[gclist] Compiler specialized GC's

Charles Fiterman cef@geode.geodesic.com
Wed, 21 Feb 1996 12:58:07 -0600


> I'm curious if there's been any research for compiler supported, GC
> specialization. That is has then been any work on compilers that at compile
> time generate a specialized/GC runtime system to take advantage of program
> specific properties. For example, if you don't mind losing modularity, one
> could imagine a compiler analyzing all the different kind of heap objects a
> program could allocate and hard coding a specialized GC that was specialized
> to collect the object, rather than interpreting bitmaps or other type
> information at runtime, one could also imagine using specialized copying
> routines too, if you're gc scheme need to copy. I guess, my real question is
> are these kind of optimizations going to be swamped by other factors like VM
> interactions or tagging/untagging costs.

What this amounts to is this. Each class has a table which says where the
pointers are. That table can be specialized into a function which calls
mark directly avoiding the intrepretation of the table. Further for special
objects such as stacks the generated function can be overriden. In the
stack example you only want to look for pointers in the live portion of
the stack. Or you can find references that don't look like pointers.

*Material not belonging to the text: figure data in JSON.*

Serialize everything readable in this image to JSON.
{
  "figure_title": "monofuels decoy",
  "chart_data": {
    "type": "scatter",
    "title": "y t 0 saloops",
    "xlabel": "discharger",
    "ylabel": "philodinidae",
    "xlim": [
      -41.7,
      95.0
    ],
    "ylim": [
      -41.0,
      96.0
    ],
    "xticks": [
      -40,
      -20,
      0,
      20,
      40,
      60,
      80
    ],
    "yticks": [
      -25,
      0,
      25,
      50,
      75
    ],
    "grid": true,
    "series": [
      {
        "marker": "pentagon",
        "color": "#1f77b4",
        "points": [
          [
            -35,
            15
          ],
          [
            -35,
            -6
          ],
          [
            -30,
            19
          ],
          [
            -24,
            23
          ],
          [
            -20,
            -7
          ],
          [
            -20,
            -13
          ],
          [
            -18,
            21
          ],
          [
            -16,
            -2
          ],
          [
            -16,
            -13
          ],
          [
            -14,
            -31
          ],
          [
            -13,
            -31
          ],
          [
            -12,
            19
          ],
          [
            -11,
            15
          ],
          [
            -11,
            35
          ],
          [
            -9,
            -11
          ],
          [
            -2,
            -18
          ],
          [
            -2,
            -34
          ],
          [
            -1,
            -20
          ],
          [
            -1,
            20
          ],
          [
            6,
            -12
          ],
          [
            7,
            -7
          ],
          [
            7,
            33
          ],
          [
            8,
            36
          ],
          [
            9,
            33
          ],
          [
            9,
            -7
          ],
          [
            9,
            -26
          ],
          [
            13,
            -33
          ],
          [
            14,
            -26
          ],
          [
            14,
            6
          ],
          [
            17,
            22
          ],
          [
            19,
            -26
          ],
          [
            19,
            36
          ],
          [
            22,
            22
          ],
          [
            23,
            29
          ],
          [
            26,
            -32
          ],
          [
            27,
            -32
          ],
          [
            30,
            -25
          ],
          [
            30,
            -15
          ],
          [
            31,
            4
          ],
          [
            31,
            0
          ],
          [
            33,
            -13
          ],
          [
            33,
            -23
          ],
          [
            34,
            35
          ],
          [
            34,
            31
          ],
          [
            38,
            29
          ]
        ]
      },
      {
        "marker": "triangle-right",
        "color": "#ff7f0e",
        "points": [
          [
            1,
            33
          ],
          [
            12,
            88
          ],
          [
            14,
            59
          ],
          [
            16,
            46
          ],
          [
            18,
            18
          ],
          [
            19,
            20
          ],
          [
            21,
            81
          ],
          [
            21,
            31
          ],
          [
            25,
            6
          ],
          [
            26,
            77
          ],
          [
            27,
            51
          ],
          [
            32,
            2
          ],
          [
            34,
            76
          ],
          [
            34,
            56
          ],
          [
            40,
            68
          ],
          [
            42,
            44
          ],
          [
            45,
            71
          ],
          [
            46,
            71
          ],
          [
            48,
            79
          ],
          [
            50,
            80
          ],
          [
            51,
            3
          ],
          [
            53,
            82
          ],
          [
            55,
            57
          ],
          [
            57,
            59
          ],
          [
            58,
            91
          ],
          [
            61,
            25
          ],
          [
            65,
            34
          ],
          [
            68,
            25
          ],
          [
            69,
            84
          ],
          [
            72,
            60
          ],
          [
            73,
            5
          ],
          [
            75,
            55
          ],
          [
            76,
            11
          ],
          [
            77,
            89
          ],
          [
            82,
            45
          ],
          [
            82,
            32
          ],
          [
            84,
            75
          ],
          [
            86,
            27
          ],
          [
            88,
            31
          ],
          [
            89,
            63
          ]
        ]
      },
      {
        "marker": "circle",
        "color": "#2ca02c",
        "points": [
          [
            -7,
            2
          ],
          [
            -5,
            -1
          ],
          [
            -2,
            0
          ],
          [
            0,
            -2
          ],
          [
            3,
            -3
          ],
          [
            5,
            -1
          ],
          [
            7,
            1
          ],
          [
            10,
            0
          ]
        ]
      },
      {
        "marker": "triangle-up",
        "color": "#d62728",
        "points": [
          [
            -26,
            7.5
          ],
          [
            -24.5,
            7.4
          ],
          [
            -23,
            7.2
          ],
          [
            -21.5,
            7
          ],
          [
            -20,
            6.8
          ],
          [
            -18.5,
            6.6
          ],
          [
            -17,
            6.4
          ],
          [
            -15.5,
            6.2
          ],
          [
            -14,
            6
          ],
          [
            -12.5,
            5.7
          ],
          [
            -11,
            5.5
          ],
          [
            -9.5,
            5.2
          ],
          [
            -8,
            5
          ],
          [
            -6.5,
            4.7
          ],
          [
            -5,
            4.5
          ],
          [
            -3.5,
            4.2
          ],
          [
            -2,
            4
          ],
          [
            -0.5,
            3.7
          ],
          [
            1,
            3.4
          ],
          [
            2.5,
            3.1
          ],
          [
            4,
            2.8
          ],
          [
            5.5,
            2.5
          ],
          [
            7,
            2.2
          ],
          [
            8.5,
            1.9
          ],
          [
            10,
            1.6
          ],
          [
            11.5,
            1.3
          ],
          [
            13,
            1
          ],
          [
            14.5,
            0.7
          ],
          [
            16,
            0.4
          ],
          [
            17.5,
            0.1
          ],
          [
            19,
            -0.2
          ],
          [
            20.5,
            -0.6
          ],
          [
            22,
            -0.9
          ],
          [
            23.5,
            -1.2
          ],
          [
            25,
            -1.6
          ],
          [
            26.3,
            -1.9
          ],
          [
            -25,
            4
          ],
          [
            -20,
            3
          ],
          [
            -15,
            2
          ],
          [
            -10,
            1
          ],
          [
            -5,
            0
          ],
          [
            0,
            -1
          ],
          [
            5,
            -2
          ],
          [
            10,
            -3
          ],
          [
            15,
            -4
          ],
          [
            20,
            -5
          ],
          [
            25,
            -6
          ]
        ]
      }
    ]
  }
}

We support this in our C++ wrapped pointer classes. Objects decending from
class gc get tables and a mark function that uses them. The mark function
can be overridden.

This can have some very creative uses. For example suppose you have a two
pass compiler. In the first pass lots of include files get read and lots
of structures created that are never used. These structures are kept on
a hash table so they can be found. The hash table has a special mark function
which keeps all table entries alive during the first pass. In the second
pass some table entries will be referenced in ways other than the hash
table and must be kept alive others will not and may be deleted. The hash
table's mark function becomes a no-op during the second pass. When the
destructors for the objects are called they remove themselves from the
table.

By our measurments there is no speed advantage in specialising the
mark functions of typical functions. Call overhead is about as bad
as the intrepretation of bitmaps. But for special cases like stacks
and queues there is a big advantage. The collector uses the programmers
knowledge of a structure to act more intellegently. For some cases
programmer defined mark functions allow the most logical encapsulation
of function. Consider the hash table example. All kinds of things will
act to keep a table entry alive, distributing that knowledge, preventing
two table entries from keeping each other alive, would be awkward and
error prone. This solution is clear and elegant.